AI technology is making great strides in many domains and medicine is no exception. As with other domains, the application of AI needs careful domain-specific considerations. With medicine, issues of explainability, expert intervention, and data imbalance are particularly important. Here, I will introduce the research topics of our project and recent research works. First, I will discuss a multi-modal data project combining neuroimaging with gene data for Parkinson’s disease diagnosis where explainability was enhanced with sparsity constraint and prior knowledge. Second, I will also discuss a self-supervised and knowledge distillation paper that tackles the data imbalance issue for classifying X-ray images into distinct classes. Future plans for the projects will be presented in the end.

Short bio

Hyunjin Park received a B.E. in electrical engineering from Seoul National University, Seoul, Korea in 1997, an M.S. in electrical engineering from University of Michigan in 2000, and a Ph.D. in biomedical engineering from University of Michigan, Ann Arbor, USA in 2003. He was a research faculty with University of Michigan Hospital in the Department of Radiology.

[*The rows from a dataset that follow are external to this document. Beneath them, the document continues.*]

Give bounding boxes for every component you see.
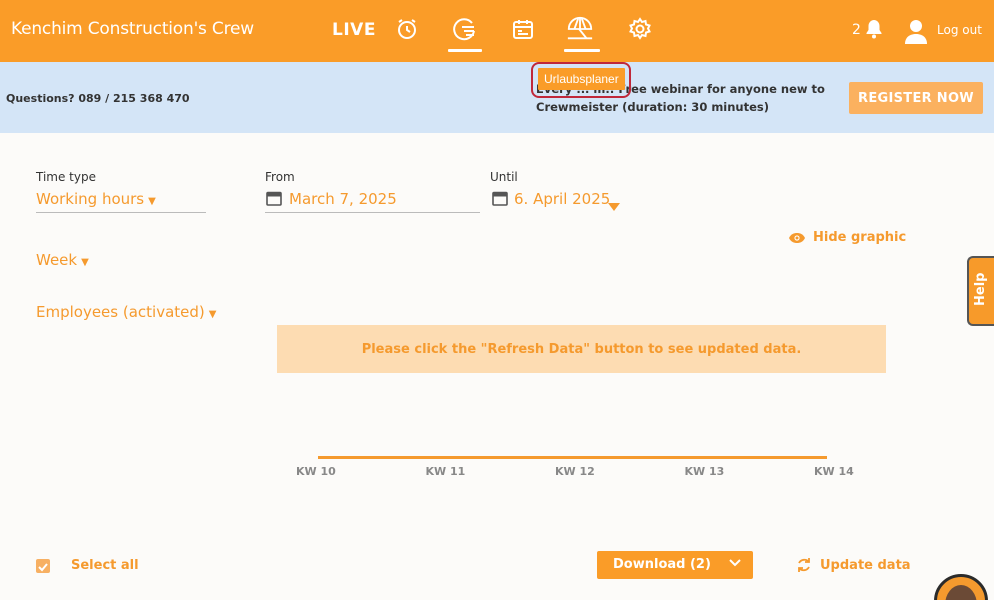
x-tick-label: KW 14 <box>814 465 854 478</box>
help-tab[interactable]: Help <box>967 256 994 326</box>
time-type-value: Working hours <box>36 190 145 208</box>
caret-down-icon: ▼ <box>81 257 89 268</box>
alarm-clock-icon[interactable] <box>393 15 421 43</box>
x-tick-label: KW 10 <box>296 465 336 478</box>
logout-link[interactable]: Log out <box>937 23 982 37</box>
time-type-underline <box>36 212 206 213</box>
caret-down-icon: ▼ <box>208 309 217 320</box>
nav-live[interactable]: LIVE <box>332 20 376 40</box>
update-data-button[interactable]: Update data <box>796 557 911 573</box>
from-date-input[interactable]: March 7, 2025 <box>289 190 397 208</box>
employees-value: Employees (activated) <box>36 303 205 321</box>
employees-select[interactable]: Employees (activated) ▼ <box>36 303 216 321</box>
calendar-icon[interactable] <box>266 190 282 206</box>
select-all-label[interactable]: Select all <box>71 558 139 573</box>
calendar-icon[interactable] <box>509 15 537 43</box>
chevron-down-icon <box>729 559 741 567</box>
download-label: Download (2) <box>613 557 711 572</box>
from-underline <box>265 212 480 213</box>
download-button[interactable]: Download (2) <box>597 551 753 579</box>
notification-count[interactable]: 2 <box>852 22 861 38</box>
period-select[interactable]: Week ▼ <box>36 251 89 269</box>
from-label: From <box>265 170 295 184</box>
user-icon[interactable] <box>904 18 928 48</box>
x-tick-label: KW 12 <box>555 465 595 478</box>
hide-graphic-label: Hide graphic <box>813 230 907 245</box>
nav-underline-vacation <box>564 49 600 52</box>
until-date-input[interactable]: 6. April 2025 <box>514 190 610 208</box>
checkmark-icon <box>38 563 48 572</box>
x-tick-label: KW 13 <box>684 465 725 478</box>
x-tick-label: KW 11 <box>425 465 466 478</box>
vacation-icon[interactable] <box>566 15 594 43</box>
gear-icon[interactable] <box>626 15 654 43</box>
refresh-icon <box>798 558 810 572</box>
info-banner: Questions? 089 / 215 368 470 Every ... m… <box>0 62 994 133</box>
bell-icon[interactable] <box>865 19 883 43</box>
until-dropdown-icon[interactable] <box>608 196 620 215</box>
brand-name[interactable]: Kenchim Construction's Crew <box>11 19 254 39</box>
time-type-label: Time type <box>36 170 96 184</box>
period-value: Week <box>36 251 78 269</box>
support-avatar[interactable] <box>934 574 988 600</box>
time-type-select[interactable]: Working hours ▼ <box>36 190 156 208</box>
tooltip-highlight <box>531 62 631 98</box>
calendar-icon[interactable] <box>492 190 508 206</box>
avatar-face <box>945 585 977 600</box>
eye-icon <box>789 232 805 243</box>
top-bar: Kenchim Construction's Crew LIVE 2 Log o… <box>0 0 994 62</box>
hide-graphic-button[interactable]: Hide graphic <box>788 230 906 245</box>
caret-down-icon: ▼ <box>148 196 156 207</box>
nav-underline-timesheet <box>448 49 482 52</box>
register-now-button[interactable]: REGISTER NOW <box>849 82 983 114</box>
update-data-label: Update data <box>820 557 911 573</box>
select-all-checkbox[interactable] <box>36 559 50 573</box>
support-phone: Questions? 089 / 215 368 470 <box>6 92 190 105</box>
refresh-notice: Please click the "Refresh Data" button t… <box>277 325 886 373</box>
timesheet-icon[interactable] <box>450 15 478 43</box>
until-label: Until <box>490 170 518 184</box>
help-label: Help <box>973 272 988 306</box>
chart-axis-line <box>318 456 827 459</box>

He is currently a Professor of Electrical Engineering and Artificial Intelligence at Sungkyunkwan University, Suwon, Korea. His research interest includes image processing methods for medical imaging, medical image analysis for cancer management, and computer vision application for medical imaging. He is on the editorial boards of several SCIE index papers with 150+ papers, 5000+ citations, and an h-index of 36 (google scholar) as of October 2023.